Republicans have called President Obama the “food stamp president” because enrollment in the program has increased 70% since he took office. Despite the past Republican successes in labeling food stamps as a black program, whites make up the largest share of food stamp recipients at 40%, followed by blacks at 26% and Latinos at 10%. Last year, Owsley, Kentucky was identified as the food stamp capital of the country, a 99% white and 95% Republican community. Moreover, the shaming and criminalization of Americans on food stamps obscures the fact that there is a hunger crisis in America, the land of plenty, and millions really need food stamps to survive.

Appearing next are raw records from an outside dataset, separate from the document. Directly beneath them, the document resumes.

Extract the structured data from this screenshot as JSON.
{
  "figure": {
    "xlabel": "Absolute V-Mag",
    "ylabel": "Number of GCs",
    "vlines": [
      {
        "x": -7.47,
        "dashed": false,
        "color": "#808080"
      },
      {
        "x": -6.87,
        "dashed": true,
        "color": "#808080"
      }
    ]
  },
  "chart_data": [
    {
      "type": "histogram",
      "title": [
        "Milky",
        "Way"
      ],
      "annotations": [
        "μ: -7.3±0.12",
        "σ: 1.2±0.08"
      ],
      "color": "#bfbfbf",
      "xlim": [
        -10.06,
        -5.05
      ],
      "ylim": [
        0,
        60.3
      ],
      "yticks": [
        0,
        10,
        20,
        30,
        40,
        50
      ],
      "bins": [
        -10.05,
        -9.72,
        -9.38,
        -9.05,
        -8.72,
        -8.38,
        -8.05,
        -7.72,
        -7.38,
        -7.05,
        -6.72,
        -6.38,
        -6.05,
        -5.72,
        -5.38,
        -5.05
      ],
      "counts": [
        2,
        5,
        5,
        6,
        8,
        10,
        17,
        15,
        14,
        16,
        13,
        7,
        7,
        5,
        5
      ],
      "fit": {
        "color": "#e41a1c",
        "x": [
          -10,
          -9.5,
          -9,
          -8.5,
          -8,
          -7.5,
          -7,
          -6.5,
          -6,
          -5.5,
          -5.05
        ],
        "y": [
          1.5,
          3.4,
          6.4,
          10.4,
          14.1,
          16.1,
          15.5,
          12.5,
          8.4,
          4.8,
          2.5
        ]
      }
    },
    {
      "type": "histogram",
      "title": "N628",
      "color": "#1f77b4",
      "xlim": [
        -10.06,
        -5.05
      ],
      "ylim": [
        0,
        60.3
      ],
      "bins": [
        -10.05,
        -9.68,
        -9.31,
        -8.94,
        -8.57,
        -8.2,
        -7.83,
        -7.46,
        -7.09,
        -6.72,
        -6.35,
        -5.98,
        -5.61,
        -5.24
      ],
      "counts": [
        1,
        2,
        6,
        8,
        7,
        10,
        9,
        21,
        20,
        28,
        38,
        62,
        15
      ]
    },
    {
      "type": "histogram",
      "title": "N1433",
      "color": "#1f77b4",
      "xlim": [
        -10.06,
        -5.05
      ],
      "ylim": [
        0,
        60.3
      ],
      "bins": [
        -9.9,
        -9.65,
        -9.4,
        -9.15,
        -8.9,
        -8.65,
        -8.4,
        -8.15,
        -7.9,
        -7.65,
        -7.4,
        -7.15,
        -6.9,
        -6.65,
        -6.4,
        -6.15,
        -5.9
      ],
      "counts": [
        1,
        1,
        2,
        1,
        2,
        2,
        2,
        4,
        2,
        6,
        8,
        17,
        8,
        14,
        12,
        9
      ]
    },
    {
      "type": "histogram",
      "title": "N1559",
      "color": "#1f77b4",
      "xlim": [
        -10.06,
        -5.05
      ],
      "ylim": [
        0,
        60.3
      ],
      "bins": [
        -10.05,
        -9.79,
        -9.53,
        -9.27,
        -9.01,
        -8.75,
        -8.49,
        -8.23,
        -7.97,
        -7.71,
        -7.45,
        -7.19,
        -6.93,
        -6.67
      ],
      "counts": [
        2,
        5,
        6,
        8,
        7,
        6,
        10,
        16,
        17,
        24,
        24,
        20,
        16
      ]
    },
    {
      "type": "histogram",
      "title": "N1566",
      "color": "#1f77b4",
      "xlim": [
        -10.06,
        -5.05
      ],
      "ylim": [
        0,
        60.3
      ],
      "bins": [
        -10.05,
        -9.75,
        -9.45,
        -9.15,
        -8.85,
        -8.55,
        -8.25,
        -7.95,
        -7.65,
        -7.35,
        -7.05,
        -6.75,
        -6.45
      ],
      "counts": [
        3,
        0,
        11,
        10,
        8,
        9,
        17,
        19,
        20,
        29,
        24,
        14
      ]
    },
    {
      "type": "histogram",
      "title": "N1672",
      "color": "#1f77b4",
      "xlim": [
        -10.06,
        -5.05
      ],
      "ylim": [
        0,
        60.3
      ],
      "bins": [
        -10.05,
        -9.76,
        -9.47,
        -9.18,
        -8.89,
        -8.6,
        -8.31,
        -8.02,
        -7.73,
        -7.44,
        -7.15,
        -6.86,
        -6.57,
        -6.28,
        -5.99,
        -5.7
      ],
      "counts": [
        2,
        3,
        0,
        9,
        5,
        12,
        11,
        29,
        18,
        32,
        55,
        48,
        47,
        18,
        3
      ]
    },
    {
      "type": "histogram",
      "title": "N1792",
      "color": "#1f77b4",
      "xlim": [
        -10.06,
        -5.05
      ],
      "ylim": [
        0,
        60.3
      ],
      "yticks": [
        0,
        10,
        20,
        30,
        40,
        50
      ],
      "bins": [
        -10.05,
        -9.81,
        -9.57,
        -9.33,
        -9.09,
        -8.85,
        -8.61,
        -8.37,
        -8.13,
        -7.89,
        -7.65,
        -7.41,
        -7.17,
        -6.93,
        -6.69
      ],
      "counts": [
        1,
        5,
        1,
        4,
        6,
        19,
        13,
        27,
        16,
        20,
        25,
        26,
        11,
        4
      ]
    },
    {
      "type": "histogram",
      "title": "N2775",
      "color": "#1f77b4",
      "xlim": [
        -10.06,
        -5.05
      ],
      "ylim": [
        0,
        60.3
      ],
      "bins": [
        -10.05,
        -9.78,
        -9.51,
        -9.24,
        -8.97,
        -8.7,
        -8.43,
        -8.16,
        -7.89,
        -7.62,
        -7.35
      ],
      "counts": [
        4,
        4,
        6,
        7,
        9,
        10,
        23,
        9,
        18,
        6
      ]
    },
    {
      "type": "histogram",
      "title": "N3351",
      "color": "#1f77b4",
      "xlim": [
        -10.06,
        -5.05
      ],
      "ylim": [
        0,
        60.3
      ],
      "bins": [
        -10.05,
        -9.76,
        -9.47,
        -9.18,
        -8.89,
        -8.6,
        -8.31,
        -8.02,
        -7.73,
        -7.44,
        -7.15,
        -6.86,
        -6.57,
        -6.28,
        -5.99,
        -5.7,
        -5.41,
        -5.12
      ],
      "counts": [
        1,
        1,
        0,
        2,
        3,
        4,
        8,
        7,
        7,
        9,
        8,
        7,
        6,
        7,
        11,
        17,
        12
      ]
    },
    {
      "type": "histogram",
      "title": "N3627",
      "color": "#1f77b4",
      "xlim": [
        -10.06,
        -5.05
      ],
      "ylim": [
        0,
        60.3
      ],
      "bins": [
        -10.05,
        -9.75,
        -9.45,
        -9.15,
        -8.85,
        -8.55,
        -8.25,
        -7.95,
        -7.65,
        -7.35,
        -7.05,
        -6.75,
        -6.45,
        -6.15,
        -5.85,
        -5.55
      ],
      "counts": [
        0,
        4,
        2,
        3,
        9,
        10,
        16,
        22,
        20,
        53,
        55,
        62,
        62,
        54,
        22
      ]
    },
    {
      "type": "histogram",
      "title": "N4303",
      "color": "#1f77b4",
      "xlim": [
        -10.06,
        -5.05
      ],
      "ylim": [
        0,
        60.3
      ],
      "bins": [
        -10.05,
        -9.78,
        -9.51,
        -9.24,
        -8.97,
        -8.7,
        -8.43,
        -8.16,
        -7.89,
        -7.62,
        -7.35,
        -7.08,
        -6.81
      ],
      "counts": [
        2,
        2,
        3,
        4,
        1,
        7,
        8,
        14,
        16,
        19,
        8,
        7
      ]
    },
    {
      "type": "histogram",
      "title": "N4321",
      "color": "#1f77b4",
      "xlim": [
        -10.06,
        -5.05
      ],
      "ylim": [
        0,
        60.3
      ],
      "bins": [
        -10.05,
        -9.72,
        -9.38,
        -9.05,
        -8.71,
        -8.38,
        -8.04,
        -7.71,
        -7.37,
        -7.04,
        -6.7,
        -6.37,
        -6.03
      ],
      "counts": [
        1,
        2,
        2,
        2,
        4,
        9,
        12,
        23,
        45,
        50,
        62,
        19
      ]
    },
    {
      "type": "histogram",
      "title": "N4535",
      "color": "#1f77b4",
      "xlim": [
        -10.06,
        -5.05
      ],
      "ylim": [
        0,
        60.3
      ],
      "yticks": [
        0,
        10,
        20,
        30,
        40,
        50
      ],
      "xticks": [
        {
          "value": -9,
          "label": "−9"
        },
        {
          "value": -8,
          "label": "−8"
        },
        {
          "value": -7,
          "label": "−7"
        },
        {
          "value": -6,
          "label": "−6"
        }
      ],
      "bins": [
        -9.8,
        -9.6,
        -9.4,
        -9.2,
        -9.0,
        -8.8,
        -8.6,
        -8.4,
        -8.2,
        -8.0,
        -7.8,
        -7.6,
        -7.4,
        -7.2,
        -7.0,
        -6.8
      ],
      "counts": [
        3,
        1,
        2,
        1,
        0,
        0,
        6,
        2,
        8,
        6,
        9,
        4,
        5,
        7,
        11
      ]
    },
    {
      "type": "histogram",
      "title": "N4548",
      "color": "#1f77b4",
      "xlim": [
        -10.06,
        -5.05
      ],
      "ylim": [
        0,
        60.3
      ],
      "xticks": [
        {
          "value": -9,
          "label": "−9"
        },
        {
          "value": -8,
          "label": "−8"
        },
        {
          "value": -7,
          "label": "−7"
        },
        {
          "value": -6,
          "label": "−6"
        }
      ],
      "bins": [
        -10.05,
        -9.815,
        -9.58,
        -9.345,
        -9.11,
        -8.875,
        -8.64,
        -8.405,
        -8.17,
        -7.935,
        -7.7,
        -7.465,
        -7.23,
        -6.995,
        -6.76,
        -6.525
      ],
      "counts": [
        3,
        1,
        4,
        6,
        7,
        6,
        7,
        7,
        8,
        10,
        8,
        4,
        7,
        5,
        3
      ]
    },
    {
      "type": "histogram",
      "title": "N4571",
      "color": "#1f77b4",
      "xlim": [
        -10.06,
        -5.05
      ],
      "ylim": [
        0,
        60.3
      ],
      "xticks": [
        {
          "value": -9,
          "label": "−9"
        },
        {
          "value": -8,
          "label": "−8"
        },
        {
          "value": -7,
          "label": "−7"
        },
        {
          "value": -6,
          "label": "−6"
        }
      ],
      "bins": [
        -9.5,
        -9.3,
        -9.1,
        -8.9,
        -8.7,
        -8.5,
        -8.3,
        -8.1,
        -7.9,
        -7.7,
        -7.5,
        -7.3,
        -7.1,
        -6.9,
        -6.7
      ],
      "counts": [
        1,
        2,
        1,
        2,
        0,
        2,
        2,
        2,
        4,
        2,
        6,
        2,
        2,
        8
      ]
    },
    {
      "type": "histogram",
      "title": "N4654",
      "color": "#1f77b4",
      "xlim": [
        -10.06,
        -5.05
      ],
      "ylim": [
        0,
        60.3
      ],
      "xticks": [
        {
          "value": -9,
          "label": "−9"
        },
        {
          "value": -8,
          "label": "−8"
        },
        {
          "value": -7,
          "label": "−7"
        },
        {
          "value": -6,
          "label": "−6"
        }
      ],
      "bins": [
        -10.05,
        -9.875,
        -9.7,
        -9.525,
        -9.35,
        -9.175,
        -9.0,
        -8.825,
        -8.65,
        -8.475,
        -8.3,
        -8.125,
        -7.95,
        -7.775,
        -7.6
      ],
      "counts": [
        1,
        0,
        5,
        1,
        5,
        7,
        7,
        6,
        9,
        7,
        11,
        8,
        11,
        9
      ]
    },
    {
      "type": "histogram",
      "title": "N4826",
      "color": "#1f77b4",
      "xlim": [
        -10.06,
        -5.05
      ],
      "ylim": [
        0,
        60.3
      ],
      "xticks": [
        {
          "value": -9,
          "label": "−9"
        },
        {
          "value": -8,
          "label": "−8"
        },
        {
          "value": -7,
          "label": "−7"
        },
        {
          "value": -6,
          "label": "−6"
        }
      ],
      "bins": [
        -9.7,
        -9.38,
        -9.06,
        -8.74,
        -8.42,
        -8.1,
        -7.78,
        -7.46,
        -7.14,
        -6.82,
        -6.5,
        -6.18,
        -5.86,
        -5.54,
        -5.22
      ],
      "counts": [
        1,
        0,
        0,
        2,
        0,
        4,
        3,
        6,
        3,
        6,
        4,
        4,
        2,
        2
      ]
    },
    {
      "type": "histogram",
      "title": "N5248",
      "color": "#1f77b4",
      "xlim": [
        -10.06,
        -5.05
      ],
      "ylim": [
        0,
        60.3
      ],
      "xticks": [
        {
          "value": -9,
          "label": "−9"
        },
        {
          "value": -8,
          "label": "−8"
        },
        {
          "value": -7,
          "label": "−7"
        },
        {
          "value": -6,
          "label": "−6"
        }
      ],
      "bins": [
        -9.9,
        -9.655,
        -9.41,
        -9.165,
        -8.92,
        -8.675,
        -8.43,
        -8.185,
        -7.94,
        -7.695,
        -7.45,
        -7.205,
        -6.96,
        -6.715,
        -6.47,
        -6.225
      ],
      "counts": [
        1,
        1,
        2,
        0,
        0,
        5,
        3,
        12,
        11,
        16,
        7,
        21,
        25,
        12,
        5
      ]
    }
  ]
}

The USDA defines food security as “access by all people at all times to enough food for an active, healthy life.” In 2013, 49.1 million people — 1 in 6 Americans — were food insecure, often forced to skip meals, eat less or otherwise go hungry due to poverty. 19.5% of households with children were food insecure, as were 26.1% of black households and 23.7% of Hispanic households. Meanwhile, 45 million, or 14.5% lived below the poverty line.
And last year, the Census Bureau found that 46.5 million people relied on food stamps, including 16 million children, or 1 in 5, the highest since the 2008 economic downturn. Moreover, a new report from the Center on Budget and Policy Priorities found that stricter eligibility rules in states across the country could remove 1 million people from food stamps, resulting in “serious hardship for many.”
Conservatives will have you believe these are lazy black people, welfare cheats and drug abusers who are dependent on out-of-control, wasteful government programs and buy cigarettes and alcohol with their SNAP benefits card. But when the GOP is no longer able to rely on race-baiting and racial stereotypes to attack food stamps and other antipoverty programs, what do they have left? We are left wondering what Republicans would do to address the problem of massive poverty and hunger in America. The myth must end now.